Infinite union of fields. Let $L=\cup_{n}\mathbb{Q}(\sqrt[n]{2})$, prove that L is a field.
and L is not finite over Q, but L is algebraic over Q.
My first step is to show that $\mathbb{Q}(\sqrt[n]{2})\cup \mathbb{Q}(\sqrt[m]{2})$ is contained in $\mathbb{Q}(\sqrt[mn]{2})$. 
Can you help me?
Thanks!
 A: Your first step of showing that $\mathbb Q (\sqrt[n]{2}) \cup \mathbb Q(\sqrt[m]{2}) \subset \mathbb Q(\sqrt[nm]{2})$ is very useful! This fact will help you show that if you add or multiply any two elements in $L$, the answer will also be in $L$. This will then enable you to show that $L$ is a field... but you probably already knew that!
Next, you would like to show that $L$ is not finite over $\mathbb Q$. Perhaps you could ask yourself: what is $[\mathbb Q(\sqrt[n]{2}) : \mathbb Q]$? 

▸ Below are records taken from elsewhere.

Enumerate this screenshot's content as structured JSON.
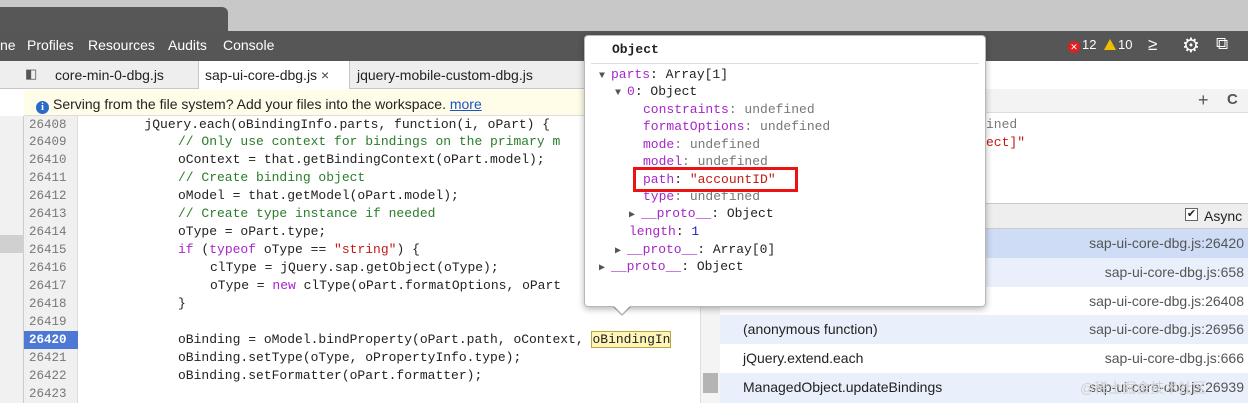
{
  "menubar": {
    "items": [
      "ne",
      "Profiles",
      "Resources",
      "Audits",
      "Console"
    ],
    "errors": "12",
    "warnings": "10"
  },
  "file_tabs": [
    "core-min-0-dbg.js",
    "sap-ui-core-dbg.js",
    "×",
    "jquery-mobile-custom-dbg.js"
  ],
  "infobar": {
    "message": "Serving from the file system? Add your files into the workspace.",
    "link": "more"
  },
  "code": {
    "line_numbers": [
      "26408",
      "26409",
      "26410",
      "26411",
      "26412",
      "26413",
      "26414",
      "26415",
      "26416",
      "26417",
      "26418",
      "26419",
      "26420",
      "26421",
      "26422",
      "26423"
    ],
    "selected_line": "26420",
    "l0": "        jQuery.each(oBindingInfo.parts, function(i, oPart) {",
    "l1": "// Only use context for bindings on the primary m",
    "l2": "oContext = that.getBindingContext(oPart.model);",
    "l3": "// Create binding object",
    "l4": "oModel = that.getModel(oPart.model);",
    "l5": "// Create type instance if needed",
    "l6": "oType = oPart.type;",
    "l7a": "if",
    "l7b": " (",
    "l7c": "typeof",
    "l7d": " oType == ",
    "l7e": "\"string\"",
    "l7f": ") {",
    "l8": "clType = jQuery.sap.getObject(oType);",
    "l9a": "oType = ",
    "l9b": "new",
    "l9c": " clType(oPart.formatOptions, oPart",
    "l10": "}",
    "l12a": "oBinding = oModel.bindProperty(oPart.path, oContext, ",
    "l12b": "oBindingIn",
    "l13": "oBinding.setType(oType, oPropertyInfo.type);",
    "l14": "oBinding.setFormatter(oPart.formatter);"
  },
  "popover": {
    "title": "Object",
    "parts_key": "parts",
    "parts_val": ": Array[1]",
    "idx_key": "0",
    "idx_val": ": Object",
    "constraints_key": "constraints",
    "formatOptions_key": "formatOptions",
    "mode_key": "mode",
    "model_key": "model",
    "path_key": "path",
    "path_val": "\"accountID\"",
    "type_key": "type",
    "undefined": ": undefined",
    "colon": ": ",
    "proto_key": "__proto__",
    "proto_obj": ": Object",
    "length_key": "length",
    "length_val": "1",
    "proto_arr": ": Array[0]"
  },
  "right_panel": {
    "add": "+",
    "refresh": "C",
    "partial1": "ined",
    "partial2": "ect]\"",
    "async_label": "Async",
    "async_checked": true,
    "stack": [
      {
        "fn": "",
        "loc": "sap-ui-core-dbg.js:26420"
      },
      {
        "fn": "",
        "loc": "sap-ui-core-dbg.js:658"
      },
      {
        "fn": "",
        "loc": "sap-ui-core-dbg.js:26408"
      },
      {
        "fn": "(anonymous function)",
        "loc": "sap-ui-core-dbg.js:26956"
      },
      {
        "fn": "jQuery.extend.each",
        "loc": "sap-ui-core-dbg.js:666"
      },
      {
        "fn": "ManagedObject.updateBindings",
        "loc": "sap-ui-core-dbg.js:26939"
      }
    ]
  },
  "watermark": "@稀土掘金技术社区",
  "colors": {
    "menubar": "#565656",
    "selected_line": "#4e78d6",
    "highlight_box": "#e11111",
    "property": "#a626c8",
    "string": "#c41a16"
  }
}
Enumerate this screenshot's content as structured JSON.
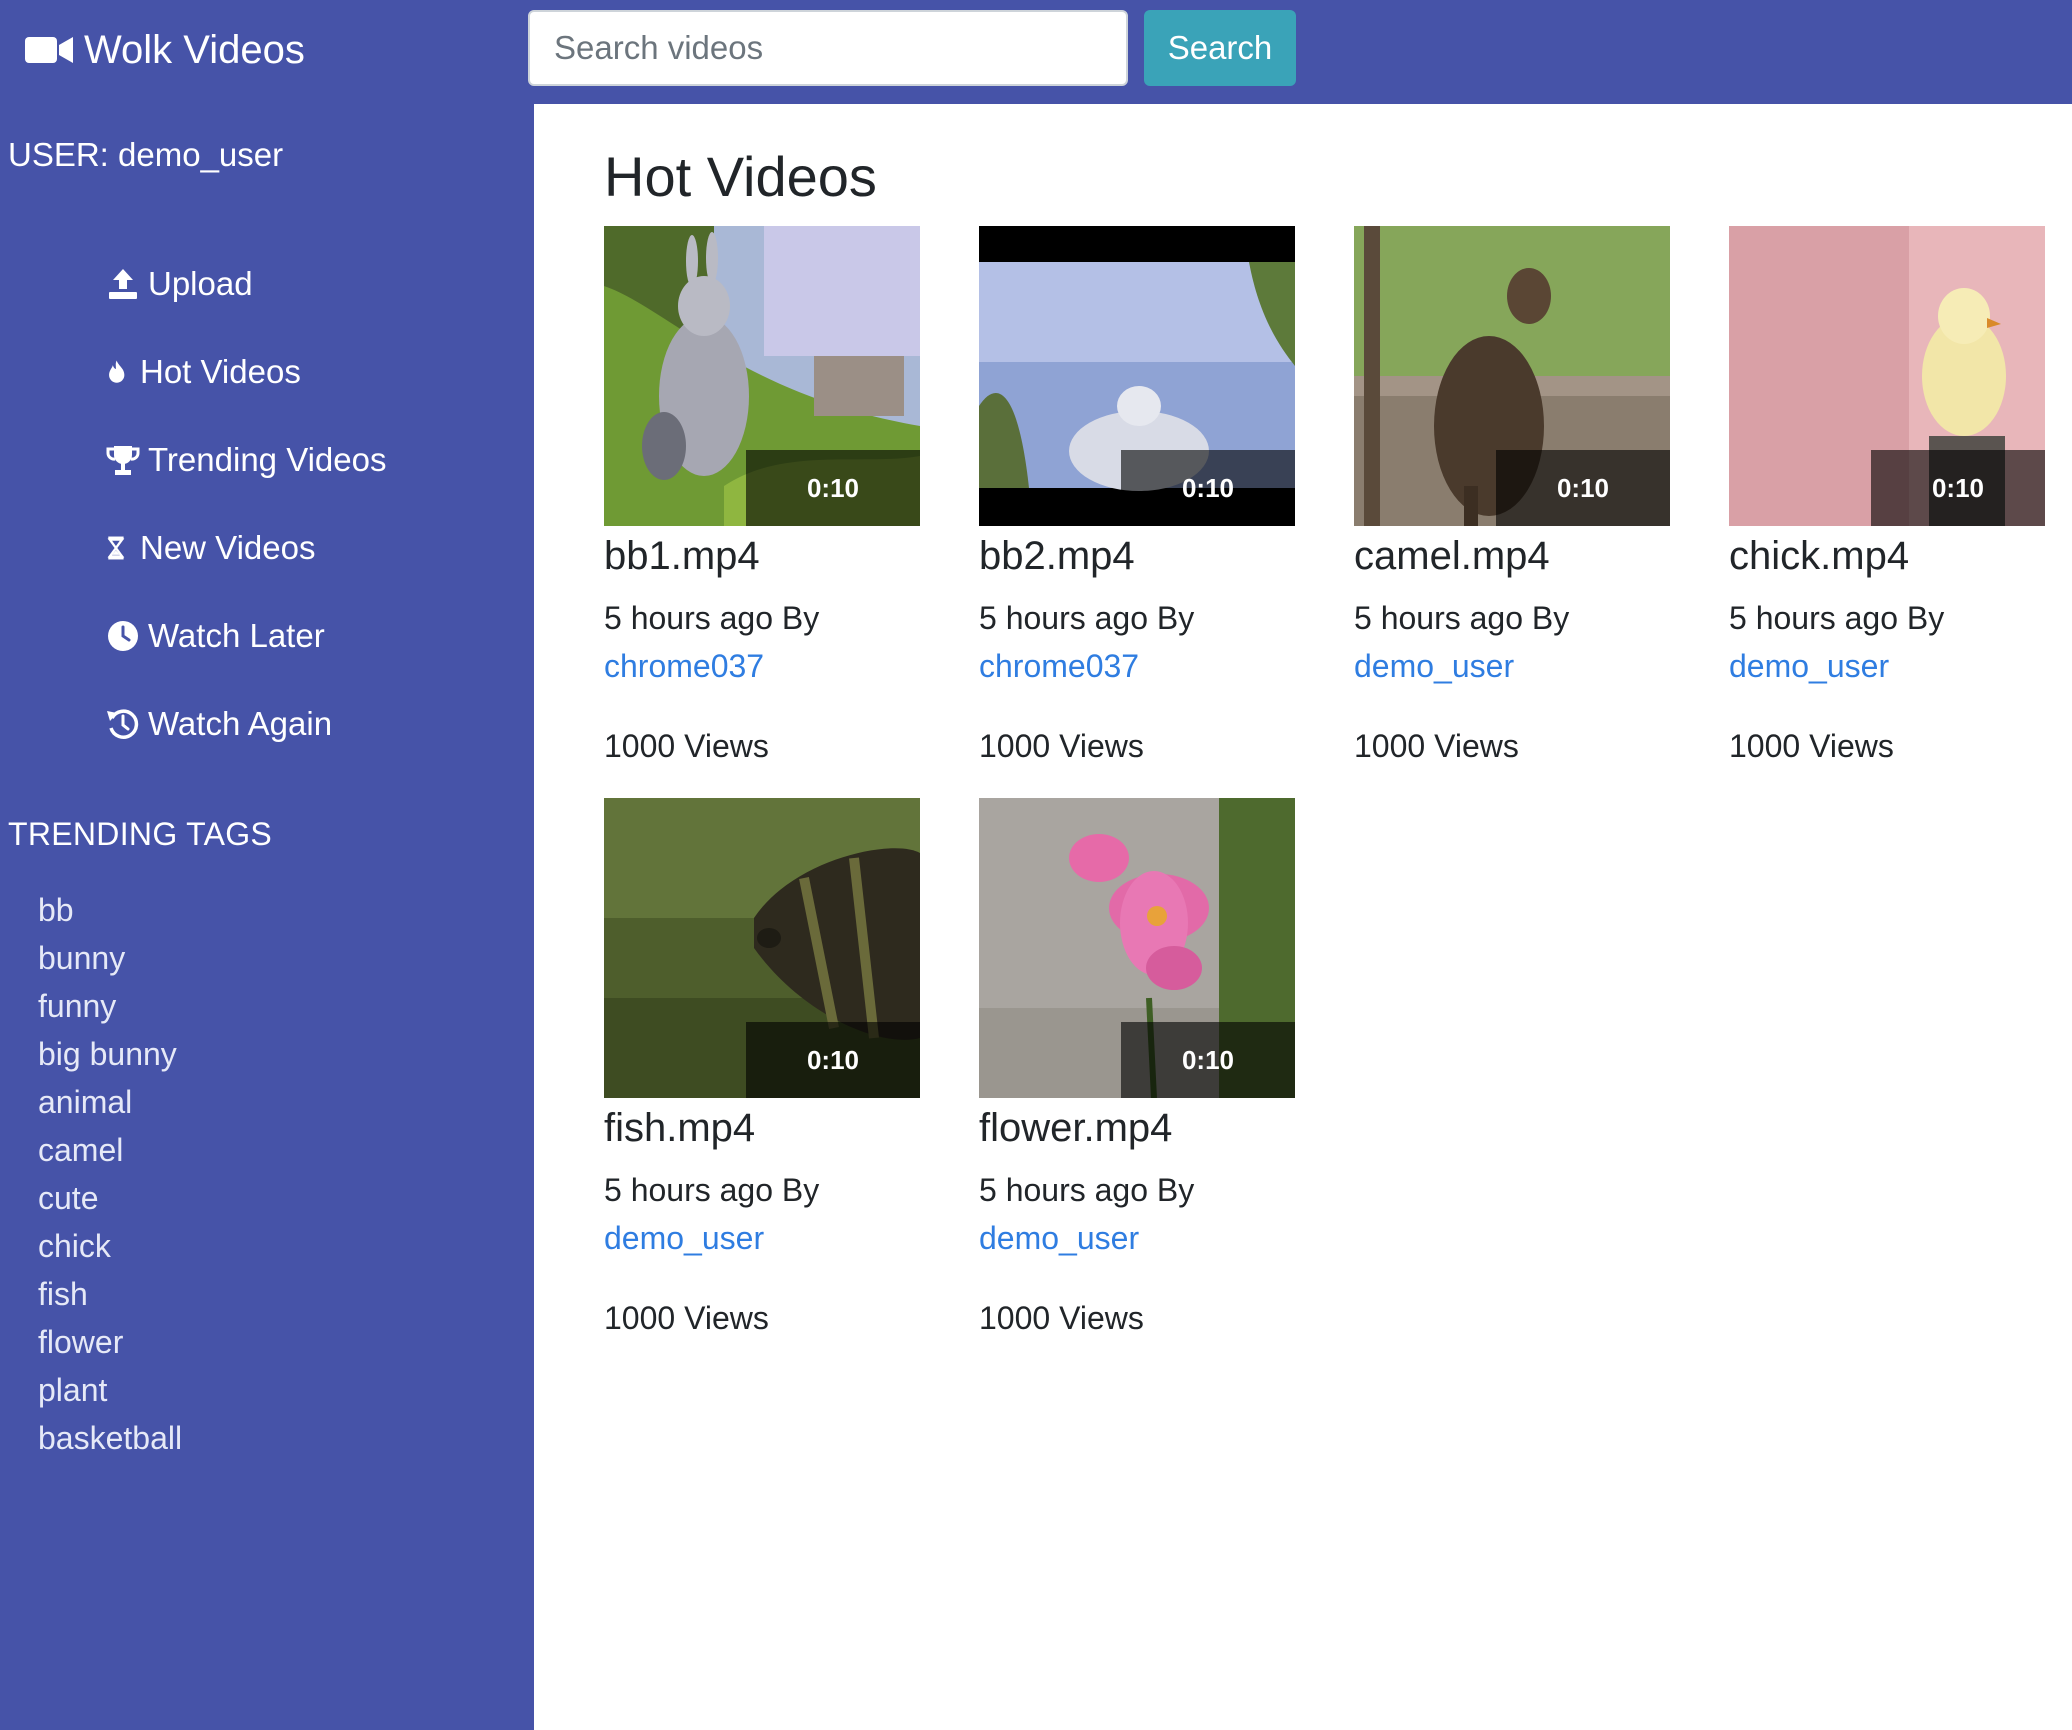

(Remember, if $\alpha \in \mathbb C$ has a minimal polynomial of degree $N$ over $\mathbb Q$, then $[\mathbb Q(\alpha) : \mathbb Q] = N$. So what is the minimal polynomial of $\sqrt[n]{2}$ over $\mathbb Q$? And therefore, what is $[\mathbb Q(\sqrt[n]{2}) : \mathbb Q]$?)
Once you have done this, note that $L$ has each $\mathbb Q (\sqrt[n]{2})$ as a subfield, so $[L:\mathbb Q] \geq [\mathbb Q(\sqrt[n]{2}) : \mathbb Q]$ for each $n$. Can you see where this is going?
Finally, you would like to show that every element of $L$ is algebraic over $\mathbb Q$. But since $L$ is the union of the $\mathbb Q(\sqrt[n]{2})$'s, you just need to show that for each $n$, it is true that every element of $\mathbb Q(\sqrt[n]{2})$ is algebraic over $\mathbb Q$. Can you do this?
(Remember, if $\alpha$ is NOT algebraic over $\mathbb Q$, then $[\mathbb Q(\alpha) : \mathbb Q] = \infty$.)